Aprite le porte a chissà cosa e forse non ve ne siete resi neanche conto, in un Paese in cui il dumping salariale molto spesso, anzi, quasi sempre, è praticato dalla possibilità di firmare e sottoscrivere contratti pirata o di non far valere i contratti sottoscritti dalle principali organizzazioni sindacali, CGIL, CISL e UIL. D'altra parte, sappiamo benissimo quanti sono i contratti che sono depositati presso il CNEL.
Detto questo, io sono d'accordo, colgo l'appello, Presidente, e concludo: occorre una larga maggioranza.

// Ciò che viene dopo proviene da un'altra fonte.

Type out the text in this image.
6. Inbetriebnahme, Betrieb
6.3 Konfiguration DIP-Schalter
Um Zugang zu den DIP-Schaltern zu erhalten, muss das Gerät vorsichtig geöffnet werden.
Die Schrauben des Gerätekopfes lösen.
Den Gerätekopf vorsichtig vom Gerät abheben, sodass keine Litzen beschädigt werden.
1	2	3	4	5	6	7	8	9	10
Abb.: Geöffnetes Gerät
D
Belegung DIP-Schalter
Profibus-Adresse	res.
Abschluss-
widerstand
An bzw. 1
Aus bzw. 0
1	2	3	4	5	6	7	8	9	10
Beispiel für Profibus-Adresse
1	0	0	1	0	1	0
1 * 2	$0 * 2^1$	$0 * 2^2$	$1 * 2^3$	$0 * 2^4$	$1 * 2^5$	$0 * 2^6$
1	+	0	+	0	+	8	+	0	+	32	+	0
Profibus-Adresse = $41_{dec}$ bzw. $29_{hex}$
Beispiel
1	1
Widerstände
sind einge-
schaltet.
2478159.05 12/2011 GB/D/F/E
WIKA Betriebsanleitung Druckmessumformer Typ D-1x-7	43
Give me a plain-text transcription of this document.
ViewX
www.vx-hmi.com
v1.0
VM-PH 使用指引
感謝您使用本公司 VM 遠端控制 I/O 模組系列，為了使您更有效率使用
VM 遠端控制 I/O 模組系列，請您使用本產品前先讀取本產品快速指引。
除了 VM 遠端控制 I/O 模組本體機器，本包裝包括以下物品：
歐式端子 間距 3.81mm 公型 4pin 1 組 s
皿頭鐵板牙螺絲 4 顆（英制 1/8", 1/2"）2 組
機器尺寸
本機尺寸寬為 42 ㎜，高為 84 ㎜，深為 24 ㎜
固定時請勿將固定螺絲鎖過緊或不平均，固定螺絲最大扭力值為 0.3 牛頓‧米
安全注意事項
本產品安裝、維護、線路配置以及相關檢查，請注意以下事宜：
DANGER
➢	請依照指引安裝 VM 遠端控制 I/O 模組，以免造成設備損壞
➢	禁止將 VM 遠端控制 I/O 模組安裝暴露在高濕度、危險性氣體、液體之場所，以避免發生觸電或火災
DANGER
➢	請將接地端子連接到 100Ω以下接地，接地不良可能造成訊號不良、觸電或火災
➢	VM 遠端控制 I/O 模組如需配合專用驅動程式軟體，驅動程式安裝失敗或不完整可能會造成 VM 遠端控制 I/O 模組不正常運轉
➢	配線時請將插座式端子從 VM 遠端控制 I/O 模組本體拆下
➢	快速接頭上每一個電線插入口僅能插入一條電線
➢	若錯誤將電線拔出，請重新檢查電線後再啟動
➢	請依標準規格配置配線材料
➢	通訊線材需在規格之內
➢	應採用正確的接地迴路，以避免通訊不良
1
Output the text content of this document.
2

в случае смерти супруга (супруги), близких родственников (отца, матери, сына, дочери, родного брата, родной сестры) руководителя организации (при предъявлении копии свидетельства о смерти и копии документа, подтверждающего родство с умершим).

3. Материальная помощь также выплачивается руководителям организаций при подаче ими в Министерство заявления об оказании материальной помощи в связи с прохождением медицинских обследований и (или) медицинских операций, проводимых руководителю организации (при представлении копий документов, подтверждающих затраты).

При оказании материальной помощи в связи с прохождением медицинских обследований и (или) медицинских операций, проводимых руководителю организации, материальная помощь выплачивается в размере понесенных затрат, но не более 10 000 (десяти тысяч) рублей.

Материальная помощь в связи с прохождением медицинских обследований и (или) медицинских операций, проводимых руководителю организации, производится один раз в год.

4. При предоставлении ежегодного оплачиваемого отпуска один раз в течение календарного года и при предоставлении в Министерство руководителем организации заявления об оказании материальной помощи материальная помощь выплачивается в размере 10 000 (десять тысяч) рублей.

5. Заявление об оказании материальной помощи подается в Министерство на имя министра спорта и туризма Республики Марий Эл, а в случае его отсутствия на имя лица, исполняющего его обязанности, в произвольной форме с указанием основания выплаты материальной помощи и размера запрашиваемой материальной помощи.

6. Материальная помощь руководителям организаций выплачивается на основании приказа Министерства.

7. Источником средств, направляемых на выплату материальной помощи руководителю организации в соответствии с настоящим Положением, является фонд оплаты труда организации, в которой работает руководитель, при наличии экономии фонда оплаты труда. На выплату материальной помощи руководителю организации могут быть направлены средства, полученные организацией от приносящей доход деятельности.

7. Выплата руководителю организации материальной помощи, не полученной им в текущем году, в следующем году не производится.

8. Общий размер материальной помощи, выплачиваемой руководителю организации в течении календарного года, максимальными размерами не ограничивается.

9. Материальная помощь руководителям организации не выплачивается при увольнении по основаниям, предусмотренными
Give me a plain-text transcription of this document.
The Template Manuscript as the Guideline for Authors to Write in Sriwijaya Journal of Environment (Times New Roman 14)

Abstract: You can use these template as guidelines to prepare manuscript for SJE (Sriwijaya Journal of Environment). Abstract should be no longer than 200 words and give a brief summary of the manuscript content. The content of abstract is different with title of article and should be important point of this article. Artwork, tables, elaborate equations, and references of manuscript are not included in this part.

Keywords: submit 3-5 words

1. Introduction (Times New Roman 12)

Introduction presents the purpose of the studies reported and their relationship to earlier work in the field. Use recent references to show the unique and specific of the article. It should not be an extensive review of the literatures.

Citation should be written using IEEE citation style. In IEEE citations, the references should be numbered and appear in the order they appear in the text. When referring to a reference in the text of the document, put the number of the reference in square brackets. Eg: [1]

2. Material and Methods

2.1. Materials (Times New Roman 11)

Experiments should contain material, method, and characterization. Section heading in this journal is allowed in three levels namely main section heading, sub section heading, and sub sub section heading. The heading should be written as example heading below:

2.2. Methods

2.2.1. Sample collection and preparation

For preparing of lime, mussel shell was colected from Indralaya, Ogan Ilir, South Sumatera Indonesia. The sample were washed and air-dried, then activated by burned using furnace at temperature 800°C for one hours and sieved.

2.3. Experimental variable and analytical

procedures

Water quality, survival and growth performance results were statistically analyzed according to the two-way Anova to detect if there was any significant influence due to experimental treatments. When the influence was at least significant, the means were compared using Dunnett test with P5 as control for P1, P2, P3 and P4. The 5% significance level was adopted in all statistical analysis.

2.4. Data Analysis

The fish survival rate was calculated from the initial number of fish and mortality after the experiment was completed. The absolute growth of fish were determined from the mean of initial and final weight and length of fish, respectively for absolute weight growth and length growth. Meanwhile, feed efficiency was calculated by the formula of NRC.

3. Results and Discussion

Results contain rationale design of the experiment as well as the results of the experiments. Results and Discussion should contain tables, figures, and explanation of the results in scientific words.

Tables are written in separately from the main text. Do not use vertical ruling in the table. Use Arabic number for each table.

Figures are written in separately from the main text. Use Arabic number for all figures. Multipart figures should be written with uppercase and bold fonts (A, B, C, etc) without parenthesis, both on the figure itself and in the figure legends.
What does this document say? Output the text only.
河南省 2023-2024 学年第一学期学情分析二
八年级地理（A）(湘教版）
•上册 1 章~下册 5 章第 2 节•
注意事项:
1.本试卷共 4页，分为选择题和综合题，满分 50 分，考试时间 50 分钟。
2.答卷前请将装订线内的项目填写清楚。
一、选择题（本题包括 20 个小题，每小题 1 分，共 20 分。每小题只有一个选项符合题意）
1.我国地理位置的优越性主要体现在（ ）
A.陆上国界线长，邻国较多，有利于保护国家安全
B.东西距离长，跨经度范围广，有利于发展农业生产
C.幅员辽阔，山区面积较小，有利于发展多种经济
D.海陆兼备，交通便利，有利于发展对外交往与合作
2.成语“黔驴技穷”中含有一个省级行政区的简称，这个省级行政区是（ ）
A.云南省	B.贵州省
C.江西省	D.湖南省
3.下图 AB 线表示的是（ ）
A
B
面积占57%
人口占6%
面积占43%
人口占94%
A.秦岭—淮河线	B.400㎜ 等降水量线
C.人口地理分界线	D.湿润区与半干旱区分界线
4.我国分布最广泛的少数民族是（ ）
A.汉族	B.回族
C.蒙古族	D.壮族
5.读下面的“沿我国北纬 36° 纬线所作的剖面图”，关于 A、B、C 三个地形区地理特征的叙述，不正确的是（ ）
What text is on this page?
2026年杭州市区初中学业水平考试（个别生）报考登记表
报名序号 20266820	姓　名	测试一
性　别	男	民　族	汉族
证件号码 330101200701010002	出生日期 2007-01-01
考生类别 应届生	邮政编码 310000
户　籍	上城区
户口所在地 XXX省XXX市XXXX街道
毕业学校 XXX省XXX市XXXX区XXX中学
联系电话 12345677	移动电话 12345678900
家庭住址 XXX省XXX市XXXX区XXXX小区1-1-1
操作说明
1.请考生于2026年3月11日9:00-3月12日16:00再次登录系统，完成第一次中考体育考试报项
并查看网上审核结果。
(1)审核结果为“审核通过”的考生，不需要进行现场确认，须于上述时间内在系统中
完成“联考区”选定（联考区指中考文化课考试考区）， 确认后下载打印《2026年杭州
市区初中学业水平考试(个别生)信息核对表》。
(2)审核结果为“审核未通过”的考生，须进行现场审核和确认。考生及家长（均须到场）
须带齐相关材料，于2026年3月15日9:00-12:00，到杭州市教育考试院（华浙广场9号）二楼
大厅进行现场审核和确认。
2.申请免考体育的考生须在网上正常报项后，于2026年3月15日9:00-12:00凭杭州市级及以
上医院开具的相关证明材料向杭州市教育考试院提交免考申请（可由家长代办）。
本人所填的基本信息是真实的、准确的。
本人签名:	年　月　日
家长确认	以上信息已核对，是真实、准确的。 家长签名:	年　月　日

Noi abbiamo votato “no” al mandato ai relatori, non per un fatto personale, li ho ringraziati, ma perché evidentemente non sono stati nelle condizioni di difendere questa proposta di legge e hanno accettato di farla svuotare. Aspettiamo dei segnali sugli emendamenti che presenteremo. Certo, se la legge rimane questa, così come uscita dalla Commissione, non è il testo della CISL, non è sostanzialmente nient'altro che un titolo, ma i titoli non servono a nessuno, soprattutto ai lavoratori italiani.